Chapter 7. Session Handling

Table of Contents

7.1. Routing vs. Firewalling
7.2. Session Tracking
7.2.1. Session termination
7.3. Session Rules
7.3.1. Overview
7.3.2. Processing flow
7.3.3. Defining Rule-Sets and Rules
7.3.3.1. Recommended method of implementing firewalling
7.3.3.2. Changes to session traffic
7.3.3.3. Obfuscation
7.3.3.4. Graphing and traffic shaping
7.3.3.5. Configuring session time-outs
7.3.3.6. Load balancing
7.3.3.7. Clashes
7.3.3.8. NAT-PMP / PCP (Port Control Protocol)
7.4. Network Address Translation
7.4.1. When to use NAT
7.4.2. NAT ALGs
7.4.3. Setting NAT in rules
7.4.4. What NAT does
7.4.5. NAT with PPPoE
7.4.6. NAT with other types of external routing
7.4.7. Mixing NAT and non NAT
7.4.8. Carrier grade NAT
7.4.9. Using NAT setting on subnets

This chapter describes sessions, session-tracking, and how the rules for session creation can be used to implement Firewalling, subject specific traffic flows to traffic-shaping, and perform address mapping techniques including conventional Network Address Translation (NAT).

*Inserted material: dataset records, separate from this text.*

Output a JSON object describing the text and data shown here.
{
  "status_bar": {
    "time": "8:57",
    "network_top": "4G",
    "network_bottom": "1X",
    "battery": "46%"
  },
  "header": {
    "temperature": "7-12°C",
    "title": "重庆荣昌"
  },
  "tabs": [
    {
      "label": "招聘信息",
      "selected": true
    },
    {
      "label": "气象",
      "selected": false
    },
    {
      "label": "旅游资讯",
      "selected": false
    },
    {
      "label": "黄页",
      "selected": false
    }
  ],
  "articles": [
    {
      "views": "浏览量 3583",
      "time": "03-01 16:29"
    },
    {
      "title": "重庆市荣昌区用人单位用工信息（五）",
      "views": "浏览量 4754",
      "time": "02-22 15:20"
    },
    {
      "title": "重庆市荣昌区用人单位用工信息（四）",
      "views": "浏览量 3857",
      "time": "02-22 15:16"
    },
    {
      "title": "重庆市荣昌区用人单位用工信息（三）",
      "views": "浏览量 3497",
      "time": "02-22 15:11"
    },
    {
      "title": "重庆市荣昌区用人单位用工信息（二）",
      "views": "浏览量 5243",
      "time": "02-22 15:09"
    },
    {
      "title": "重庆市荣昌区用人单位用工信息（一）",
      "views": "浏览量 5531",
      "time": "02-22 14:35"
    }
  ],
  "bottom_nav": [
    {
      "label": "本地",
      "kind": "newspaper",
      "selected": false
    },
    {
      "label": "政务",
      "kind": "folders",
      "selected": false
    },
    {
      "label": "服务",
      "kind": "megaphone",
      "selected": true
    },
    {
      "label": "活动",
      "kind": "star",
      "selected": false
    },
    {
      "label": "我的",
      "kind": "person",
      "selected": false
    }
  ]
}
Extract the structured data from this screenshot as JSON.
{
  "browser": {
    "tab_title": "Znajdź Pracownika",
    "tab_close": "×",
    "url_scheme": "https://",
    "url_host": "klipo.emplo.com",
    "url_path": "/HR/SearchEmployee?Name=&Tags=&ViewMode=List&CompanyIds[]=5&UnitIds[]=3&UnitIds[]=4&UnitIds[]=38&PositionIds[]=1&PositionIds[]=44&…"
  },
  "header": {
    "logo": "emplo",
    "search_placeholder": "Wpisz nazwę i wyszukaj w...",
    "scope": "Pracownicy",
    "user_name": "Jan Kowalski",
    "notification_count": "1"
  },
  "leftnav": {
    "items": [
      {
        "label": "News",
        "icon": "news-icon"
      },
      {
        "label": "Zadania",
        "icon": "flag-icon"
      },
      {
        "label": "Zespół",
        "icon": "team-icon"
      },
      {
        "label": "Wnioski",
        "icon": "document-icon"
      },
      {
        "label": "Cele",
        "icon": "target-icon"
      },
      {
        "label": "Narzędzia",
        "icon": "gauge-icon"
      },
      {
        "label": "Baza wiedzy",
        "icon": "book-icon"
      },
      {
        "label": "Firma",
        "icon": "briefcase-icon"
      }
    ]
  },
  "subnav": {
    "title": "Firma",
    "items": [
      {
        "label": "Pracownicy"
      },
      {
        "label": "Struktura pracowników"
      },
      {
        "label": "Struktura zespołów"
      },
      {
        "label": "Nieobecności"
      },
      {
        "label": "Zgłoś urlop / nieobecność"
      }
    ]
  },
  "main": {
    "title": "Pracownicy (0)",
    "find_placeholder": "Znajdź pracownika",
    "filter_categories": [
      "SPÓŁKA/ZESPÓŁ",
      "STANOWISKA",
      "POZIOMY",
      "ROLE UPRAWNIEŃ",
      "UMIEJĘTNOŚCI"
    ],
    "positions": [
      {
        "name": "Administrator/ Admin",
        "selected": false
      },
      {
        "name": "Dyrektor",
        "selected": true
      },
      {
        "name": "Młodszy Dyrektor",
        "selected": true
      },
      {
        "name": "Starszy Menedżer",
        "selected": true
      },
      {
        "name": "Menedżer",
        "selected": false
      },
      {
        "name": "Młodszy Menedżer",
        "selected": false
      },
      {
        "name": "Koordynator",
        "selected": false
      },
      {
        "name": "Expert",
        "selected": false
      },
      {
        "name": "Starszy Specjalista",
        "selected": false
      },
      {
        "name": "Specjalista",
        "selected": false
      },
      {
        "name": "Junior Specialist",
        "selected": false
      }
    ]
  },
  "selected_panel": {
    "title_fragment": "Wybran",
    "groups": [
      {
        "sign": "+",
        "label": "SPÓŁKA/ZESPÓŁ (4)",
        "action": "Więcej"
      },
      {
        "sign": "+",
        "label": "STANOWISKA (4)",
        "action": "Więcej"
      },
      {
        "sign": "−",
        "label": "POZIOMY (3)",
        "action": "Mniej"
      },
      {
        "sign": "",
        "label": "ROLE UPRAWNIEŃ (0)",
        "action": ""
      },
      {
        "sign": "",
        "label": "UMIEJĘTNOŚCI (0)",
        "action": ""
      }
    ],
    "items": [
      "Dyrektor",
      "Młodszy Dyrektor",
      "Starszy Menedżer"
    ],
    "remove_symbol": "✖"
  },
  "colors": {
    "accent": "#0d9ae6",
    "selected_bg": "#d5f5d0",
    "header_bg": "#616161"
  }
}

Session-tracking is also involved in the route override functionality of the FB6000 - this is covered in Section 8.6.

7.1. Routing vs. Firewalling

A network router is a device whose role is to forward packets entering the device out onto an appropriate physical interface, based primarily, or solely, on the destination IP address of the packets. Typically the source address of each packet is not considered in the forwarding decision.

A firewall on the other hand is a device whose primary role is to filter traffic based on specified criteria. Since most network communication between two end-points is bi-directional, any such filtering must correctly handle the packets flowing in both directions that constitute a specific end-to-end 'flow' (for connection-less protocols, such as UDP) or 'connection' (for connection-orientated protocols, such as TCP).

In practice, a firewall appliance will have to make routing decisions too.